Whether this is the high dollar version of a neighborly spat or simply a generous gift to society is difficult to judge, but the end result is that lower income people get housing and those same people get the advantages of living in a beautiful natural setting. Some of the neighbors aren’t very happy. This from the New York Times:
“It’s inciting class warfare,” said Carolyn Lenert, head of the North San Rafael Coalition of Residents. …
Whatever Mr. Lucas’s intentions, his announcement has unsettled a county whose famously liberal politics often sits uncomfortably with the issue of low-cost housing and where battles have been fought over such construction before…
In a telling fact, a family of four with an annual income of $88,800 can qualify for housing assistance in Marin,
This quarrel raises the old question: which comes first poverty or crime? Are those even the causes or effects that should be measured? What psychological studies show is the greater the inequality, the greater the loss of trust and sense of unfairness, the more unhappiness. A psychological science study finds this conclusion “Americans are happier when national wealth is distributed more evenly than when it is distributed unevenly.
“If the ultimate goal of society is to make its citizens happy,” they add, “then it is desirable to consider policies that produce more income equality, fairness, and general trust.”
So, back to Marin county, we find a beautiful and wealthy portion of the country that are sympathetic to progressive causes, but have a NIMBY attitude (Not in my backyard). From the NYPost piece, one neighbor wrote to another, ” You’re going to bring drug dealers, all this crime and lowlife in here.” Are their fears founded?
When everyone is poor, it’s harder to notice how exactly poor you are, when most are poor but a few are very rich, it’s easy to see how poor you are. When 40 hours of labor is not enough to afford the basic necessities, but another person can work fewer hours and live a life of opulence beyond most citizens wildest dreams, a question of fairness is bound to be asked.
That seems to be the staying meme of this election, “What is fair?”
A grown, working man in poverty looks at another grown, working, man with wealth and does not trust the system that rewards only one of them so richly for hard work. The game feels fixed and most Americans do not have the time or background to pursue the injustice (because they have to work so hard to stay right where they’re at). The lower income man distrusts the rich man for being suspect of gaming the system while breaking his back. The rich man doesn’t trust the poor man and suspects laziness, jealousy, and low morals. At some point, figuratively “stickin’ it to the man” might sound like fun to the working class. The security industry lets us know that there is no shortage of mistrust on the end of the wealthy either.

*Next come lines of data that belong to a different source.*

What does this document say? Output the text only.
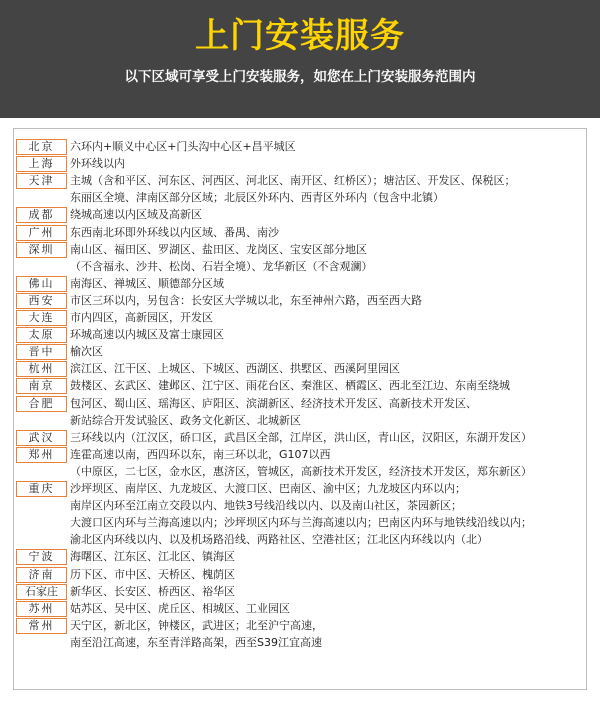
上门安装服务
以下区域可享受上门安装服务，如您在上门安装服务范围内
北京	六环内+顺义中心区+门头沟中心区+昌平城区
上海	外环线以内
天津	主城（含和平区、河东区、河西区、河北区、南开区、红桥区）；塘沽区、开发区、保税区；
东丽区全境、津南区部分区域；北辰区外环内、西青区外环内（包含中北镇）
成都	绕城高速以内区域及高新区
广州	东西南北环即外环线以内区域、番禺、南沙
深圳	南山区、福田区、罗湖区、盐田区、龙岗区、宝安区部分地区
（不含福永、沙井、松岗、石岩全境）、龙华新区（不含观澜）
佛山	南海区、禅城区、顺德部分区域
西安	市区三环以内，另包含：长安区大学城以北，东至神州六路，西至西大路
大连	市内四区，高新园区，开发区
太原	环城高速以内城区及富士康园区
晋中	榆次区
杭州	滨江区、江干区、上城区、下城区、西湖区、拱墅区、西溪阿里园区
南京	鼓楼区、玄武区、建邺区、江宁区、雨花台区、秦淮区、栖霞区、西北至江边、东南至绕城
合肥	包河区、蜀山区、瑶海区、庐阳区、滨湖新区、经济技术开发区、高新技术开发区、
新站综合开发试验区、政务文化新区、北城新区
武汉	三环线以内（江汉区，硚口区，武昌区全部，江岸区，洪山区，青山区，汉阳区，东湖开发区）
郑州	连霍高速以南，西四环以东，南三环以北，G107以西
（中原区，二七区，金水区，惠济区，管城区，高新技术开发区，经济技术开发区，郑东新区）
重庆	沙坪坝区、南岸区、九龙坡区、大渡口区、巴南区、渝中区；九龙坡区内环以内；
南岸区内环至江南立交段以内、地铁3号线沿线以内、以及南山社区，茶园新区；
大渡口区内环与兰海高速以内；沙坪坝区内环与兰海高速以内；巴南区内环与地铁线沿线以内；
渝北区内环线以内、以及机场路沿线、两路社区、空港社区；江北区内环线以内（北）
宁波	海曙区、江东区、江北区、镇海区
济南	历下区、市中区、天桥区、槐荫区
石家庄	新华区、长安区、桥西区、裕华区
苏州	姑苏区、吴中区、虎丘区、相城区、工业园区
常州	天宁区，新北区，钟楼区，武进区；北至沪宁高速，
南至沿江高速，东至青洋路高架，西至S39江宜高速
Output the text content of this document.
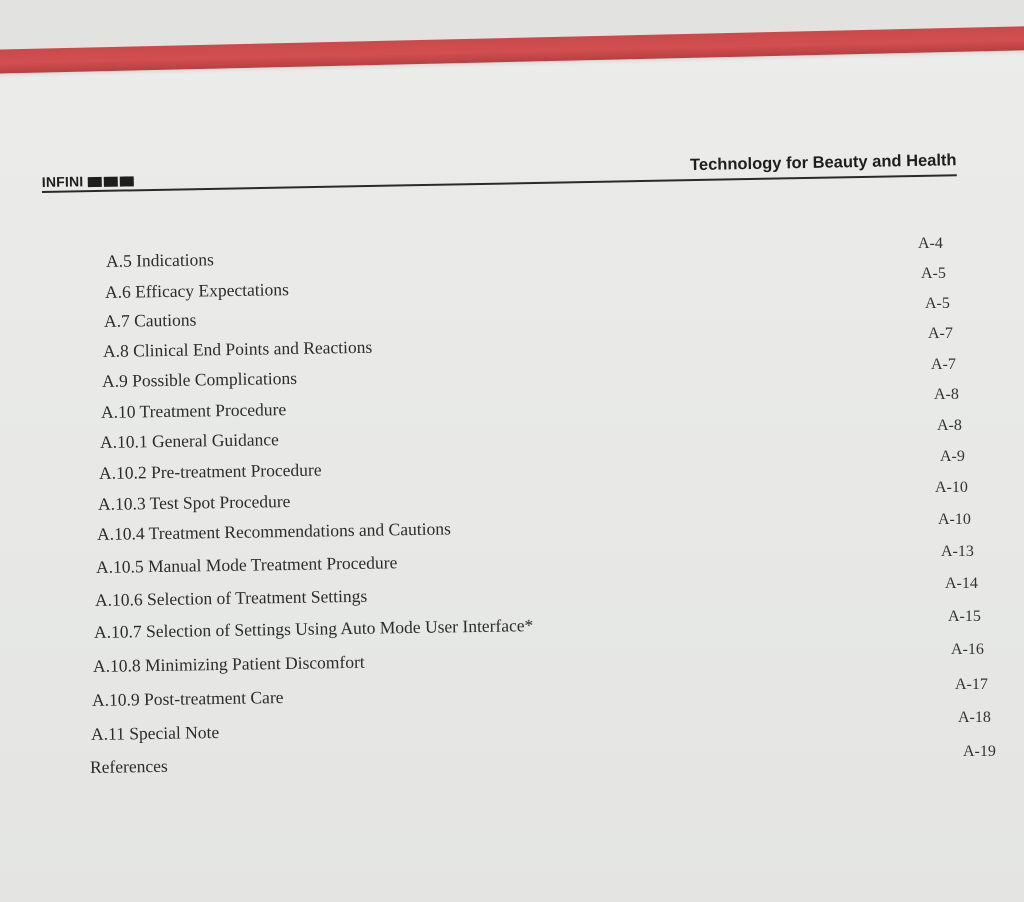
INFINI
Technology for Beauty and Health
A.5 Indications
A-4
A.6 Efficacy Expectations
A-5
A.7 Cautions
A-5
A.8 Clinical End Points and Reactions
A-7
A.9 Possible Complications
A-7
A.10 Treatment Procedure
A-8
A.10.1 General Guidance
A-8
A.10.2 Pre-treatment Procedure
A-9
A.10.3 Test Spot Procedure
A-10
A.10.4 Treatment Recommendations and Cautions	A-10
A.10.5 Manual Mode Treatment Procedure
A-13
A.10.6 Selection of Treatment Settings
A-14
A.10.7 Selection of Settings Using Auto Mode User Interface*	A-15
A.10.8 Minimizing Patient Discomfort
A-16
A.10.9 Post-treatment Care
A-17
A.11 Special Note
A-18
References
A-19
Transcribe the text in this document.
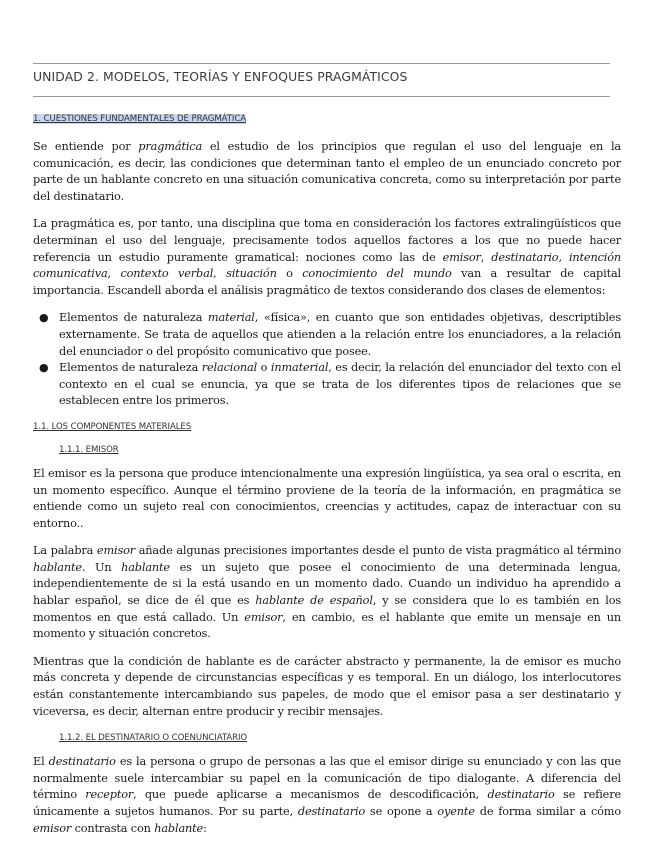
UNIDAD 2. MODELOS, TEORÍAS Y ENFOQUES PRAGMÁTICOS
1. CUESTIONES FUNDAMENTALES DE PRAGMÁTICA

Se entiende por pragmática el estudio de los principios que regulan el uso del lenguaje en la comunicación, es decir, las condiciones que determinan tanto el empleo de un enunciado concreto por parte de un hablante concreto en una situación comunicativa concreta, como su interpretación por parte del destinatario.

La pragmática es, por tanto, una disciplina que toma en consideración los factores extralingüísticos que determinan el uso del lenguaje, precisamente todos aquellos factores a los que no puede hacer referencia un estudio puramente gramatical: nociones como las de emisor, destinatario, intención comunicativa, contexto verbal, situación o conocimiento del mundo van a resultar de capital importancia. Escandell aborda el análisis pragmático de textos considerando dos clases de elementos:

● Elementos de naturaleza material, «física», en cuanto que son entidades objetivas, descriptibles externamente. Se trata de aquellos que atienden a la relación entre los enunciadores, a la relación del enunciador o del propósito comunicativo que posee.
● Elementos de naturaleza relacional o inmaterial, es decir, la relación del enunciador del texto con el contexto en el cual se enuncia, ya que se trata de los diferentes tipos de relaciones que se establecen entre los primeros.
1.1. LOS COMPONENTES MATERIALES
1.1.1. EMISOR

El emisor es la persona que produce intencionalmente una expresión lingüística, ya sea oral o escrita, en un momento específico. Aunque el término proviene de la teoría de la información, en pragmática se entiende como un sujeto real con conocimientos, creencias y actitudes, capaz de interactuar con su entorno..

La palabra emisor añade algunas precisiones importantes desde el punto de vista pragmático al término hablante. Un hablante es un sujeto que posee el conocimiento de una determinada lengua, independientemente de si la está usando en un momento dado. Cuando un individuo ha aprendido a hablar español, se dice de él que es hablante de español, y se considera que lo es también en los momentos en que está callado. Un emisor, en cambio, es el hablante que emite un mensaje en un momento y situación concretos.

Mientras que la condición de hablante es de carácter abstracto y permanente, la de emisor es mucho más concreta y depende de circunstancias específicas y es temporal. En un diálogo, los interlocutores están constantemente intercambiando sus papeles, de modo que el emisor pasa a ser destinatario y viceversa, es decir, alternan entre producir y recibir mensajes.

1.1.2. EL DESTINATARIO O COENUNCIATARIO

El destinatario es la persona o grupo de personas a las que el emisor dirige su enunciado y con las que normalmente suele intercambiar su papel en la comunicación de tipo dialogante. A diferencia del término receptor, que puede aplicarse a mecanismos de descodificación, destinatario se refiere únicamente a sujetos humanos. Por su parte, destinatario se opone a oyente de forma similar a cómo emisor contrasta con hablante:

High disparity in income makes for an unhappy society. This is exacerbated when family and life sustaining jobs are very few and far between. When someone can find a job, the job may not suit them, may injure them, they may perform poorly, they may hate – in fact that describes lots of the part time, temporary, and off the books work that is constituting much of the work that goes on in America today. To actually find a job you are well suited for, prepared for, are paid a livable wage for, that has benefits, and can afford a middle class lifestyle is like finding a needle in a haystack. It used to be that most of the people I knew had those type of jobs, now, most of the people I know do not have those type of jobs.
For all of the cries of “social engineering” from “free marketers”, they must have missed the memo: Our society has been engineered, the corporations and their legion won. Bain Capital is a prime example. Companies like Bain have changed our society to one where most Americans can no longer afford the dream.